Spengler challenged received opinion magnificently.  For him, Egypt was superior to Greece, and Renaissance art can’t equal either the Gothic or the Baroque.  Rome’s empire came much more easily for them than for others.

Most challenging for our time, he viewed the health of a culture by its inner life.  So things such as technological innovation and expansion have no real bearing on the health of a civilization.  Both constant innovation and physical expansion for Spengler probably serve as hints of decay.  It is the bored civilization, he writes, that thinks primarily in terms of economics.

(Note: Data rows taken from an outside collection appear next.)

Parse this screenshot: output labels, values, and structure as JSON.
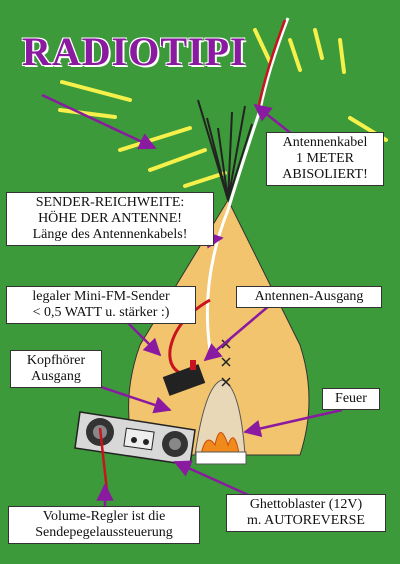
{
  "title": "RADIOTIPI",
  "labels": {
    "antenna_cable": [
      "Antennenkabel",
      "1 METER",
      "ABISOLIERT!"
    ],
    "range": [
      "SENDER-REICHWEITE:",
      "HÖHE DER ANTENNE!",
      "Länge des Antennenkabels!"
    ],
    "transmitter": [
      "legaler Mini-FM-Sender",
      "< 0,5 WATT u. stärker :)"
    ],
    "antenna_output": [
      "Antennen-Ausgang"
    ],
    "headphone": [
      "Kopfhörer",
      "Ausgang"
    ],
    "fire": [
      "Feuer"
    ],
    "volume": [
      "Volume-Regler ist die",
      "Sendepegelaussteuerung"
    ],
    "ghettoblaster": [
      "Ghettoblaster (12V)",
      "m. AUTOREVERSE"
    ]
  },
  "colors": {
    "background": "#3d9a3a",
    "tipi": "#f2c46e",
    "title": "#8a1aa0",
    "arrows": "#8a1aa0",
    "rays": "#f6f04a",
    "fire": "#f08a1a"
  }
}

He has moments of great precise insight.  For example — we automatically think of the Greeks as the founders of history as a discipline.  But he argues convincingly that the Greeks lacked an historical mind.  He cites a few details to support this but the crux of the argument comes from Greek funerary practices.  They cremated, while Egypt embalmed.  The Egyptians knew everything about at least their official past, but the Greeks focused too much on absolutes to care about particulars.  They loved Homer, but never bothered to dig at Mycenae as Schliemman did 3000 years later.  They never bothered with the notion of Agamemnon as fact.  Myth mattered to the Greeks, but little else.  When we see this, so much of their literature, architecture, and even politics makes more sense.

Throughout Spengler urges us to see civilizations as a whole.  We can’t take Roman sculpture and separate its time and place.  Therefore we should approach mimicry of the past with fear and trembling, as we may get more than we bargained for.  Along those same lines, culture can’t create out of a vacuum. We have no Beethoven now because our culture couldn’t possibly make one.  But that’s not our “fault” anymore than we should blame 19th century Germany for not having a John Coltrane.

This is enough to encourage me to read again in the future.  For now, if anyone understands the chapter on the meaning of numbers, or the physiognomic, or many other such parts of this book, please let me know.